In a subsequent tweet, Sprankle took aim at the stereotype of the protective dad once again:

https://twitter.com/DrSprankle/status/1125925925382688768

Fellow blue-checkmark users who shared Sprankle’s progressive-minded view of sexuality chimed in to support his take. Daniel Grossman, a pro-choice activist and physician who has expressed sympathies for feminism, took Sprankle’s woke sermonizing a step further by calling out the “patriarchy.”

“As a parent whose daughter just attended prom, this is appalling. I couldn’t imagine patronizing her like this. Young people, especially young women, are individuals with their own sexual autonomy. This is patriarchy in a nutshell,”

Grossman tweeted. “Dudes in the replies be like ‘tHeYrE pRoTeCtInG tHeM fRoM rApE’. If they actually wanted to do that, they’d teach their daughters and especially their sons about consent and respecting people’s boundaries, not by threatening violence or potentially murdering someone,” wrote feminist blogger Tess McGill.
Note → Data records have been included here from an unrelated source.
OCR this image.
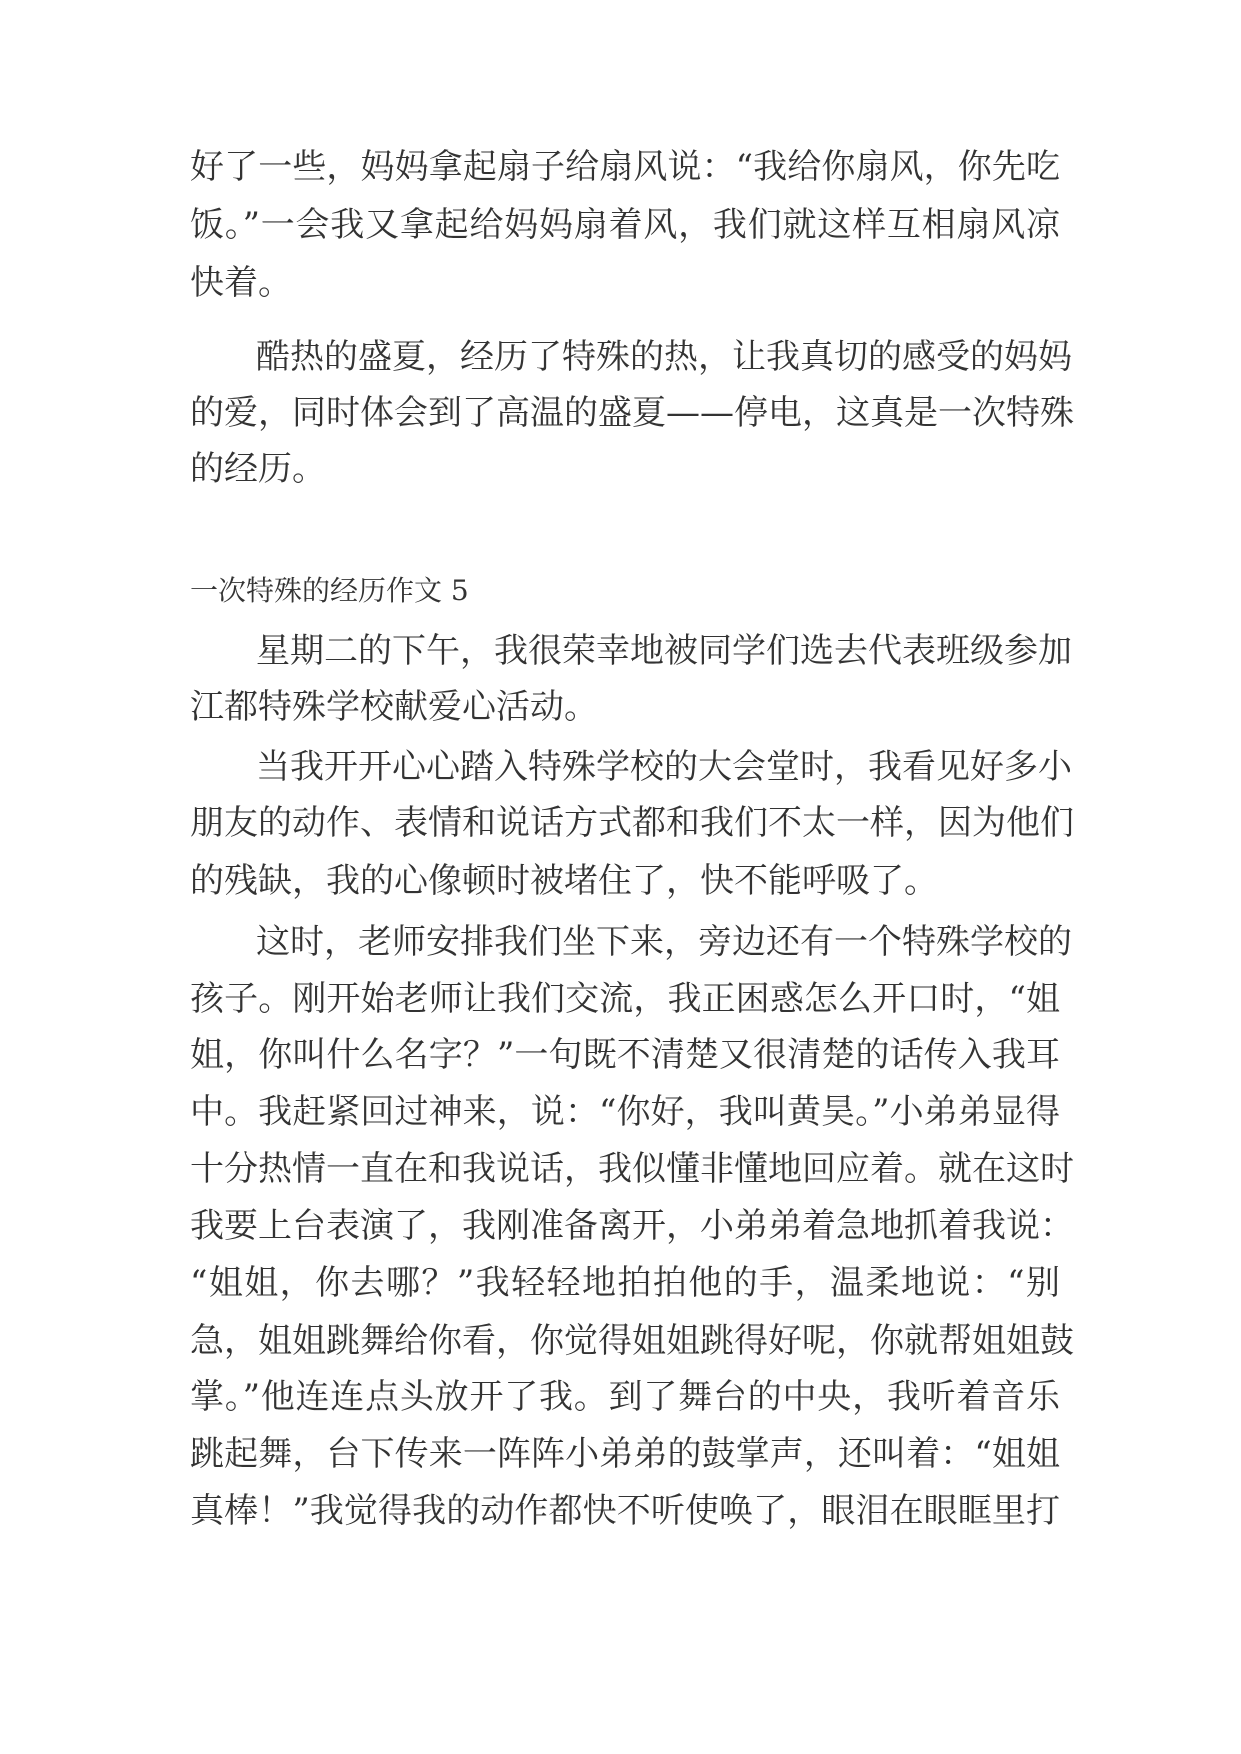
好了一些，妈妈拿起扇子给扇风说：“我给你扇风，你先吃
饭。”一会我又拿起给妈妈扇着风，我们就这样互相扇风凉
快着。
酷热的盛夏，经历了特殊的热，让我真切的感受的妈妈
的爱，同时体会到了高温的盛夏——停电，这真是一次特殊
的经历。
一次特殊的经历作文 5
星期二的下午，我很荣幸地被同学们选去代表班级参加
江都特殊学校献爱心活动。
当我开开心心踏入特殊学校的大会堂时，我看见好多小
朋友的动作、表情和说话方式都和我们不太一样，因为他们
的残缺，我的心像顿时被堵住了，快不能呼吸了。
这时，老师安排我们坐下来，旁边还有一个特殊学校的
孩子。刚开始老师让我们交流，我正困惑怎么开口时，“姐
姐，你叫什么名字？”一句既不清楚又很清楚的话传入我耳
中。我赶紧回过神来，说：“你好，我叫黄昊。”小弟弟显得
十分热情一直在和我说话，我似懂非懂地回应着。就在这时
我要上台表演了，我刚准备离开，小弟弟着急地抓着我说：
“姐姐，你去哪？”我轻轻地拍拍他的手，温柔地说：“别
急，姐姐跳舞给你看，你觉得姐姐跳得好呢，你就帮姐姐鼓
掌。”他连连点头放开了我。到了舞台的中央，我听着音乐
跳起舞，台下传来一阵阵小弟弟的鼓掌声，还叫着：“姐姐
真棒！”我觉得我的动作都快不听使唤了，眼泪在眼眶里打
Scientist and writer Marila Coutinho opined that the protective dad mentality “is the perfect father-failure.”

But not all commenters were as persuaded by Sprankle’s message.

“Ya man dadz r such creeps,” quipped National Review contributing editor Daniel Foster. “There are men, often people like you, who want to have sex with young girls. [Dads] like me will kill these predators, often people like you, with [our] multiple guns. That knowledge is what keeps sexual predators like you from approaching our girls,” wrote one commenter. Others suggested Sprankle needed to learn how to recognize a joke.
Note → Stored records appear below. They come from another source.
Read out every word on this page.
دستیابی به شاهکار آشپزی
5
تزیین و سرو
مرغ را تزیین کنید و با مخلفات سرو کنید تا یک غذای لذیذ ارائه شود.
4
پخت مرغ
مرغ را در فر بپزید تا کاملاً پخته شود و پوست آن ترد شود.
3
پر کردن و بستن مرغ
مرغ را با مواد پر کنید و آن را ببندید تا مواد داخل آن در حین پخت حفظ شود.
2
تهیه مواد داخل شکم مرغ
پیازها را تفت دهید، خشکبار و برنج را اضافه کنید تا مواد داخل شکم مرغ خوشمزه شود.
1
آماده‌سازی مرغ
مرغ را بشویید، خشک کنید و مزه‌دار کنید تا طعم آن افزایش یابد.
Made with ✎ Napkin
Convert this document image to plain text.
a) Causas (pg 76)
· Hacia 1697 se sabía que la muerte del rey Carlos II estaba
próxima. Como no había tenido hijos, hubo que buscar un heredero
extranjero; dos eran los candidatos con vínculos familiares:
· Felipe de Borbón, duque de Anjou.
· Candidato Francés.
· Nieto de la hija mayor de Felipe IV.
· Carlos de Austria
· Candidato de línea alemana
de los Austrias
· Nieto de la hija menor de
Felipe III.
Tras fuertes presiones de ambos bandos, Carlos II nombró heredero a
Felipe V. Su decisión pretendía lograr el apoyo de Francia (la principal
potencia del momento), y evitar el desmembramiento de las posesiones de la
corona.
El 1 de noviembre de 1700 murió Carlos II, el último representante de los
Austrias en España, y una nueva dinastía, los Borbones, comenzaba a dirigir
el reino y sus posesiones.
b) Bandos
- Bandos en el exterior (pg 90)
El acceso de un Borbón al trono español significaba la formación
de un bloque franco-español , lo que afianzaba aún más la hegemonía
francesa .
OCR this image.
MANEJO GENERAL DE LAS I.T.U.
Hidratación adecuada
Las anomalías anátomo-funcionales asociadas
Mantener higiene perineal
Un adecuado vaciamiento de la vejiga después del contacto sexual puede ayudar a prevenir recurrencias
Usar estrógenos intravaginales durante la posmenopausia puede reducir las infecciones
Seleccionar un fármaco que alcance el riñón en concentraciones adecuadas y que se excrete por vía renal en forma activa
Sprankle – who endorses secularism, sex education, sexual liberation, cats and satanic worship in his blue-checkmarked Twitter bio – often promotes liberal-minded views to his more than 20,000 followers on a plethora of subjects. Last year, he sparked controversy by tweeting that the “virgin birth story is about an all-knowing, all-powerful deity impregnating a human teen” and “there is no definition of consent that would include that scenario.”

One of the most fiercely debated issues in feminism’s struggle against the patriarchy is the effect societal norms have on oppressing women’s sexuality. Feminists have consistently decried traditional values as sexist, outmoded and oppressive attempts to control their bodies.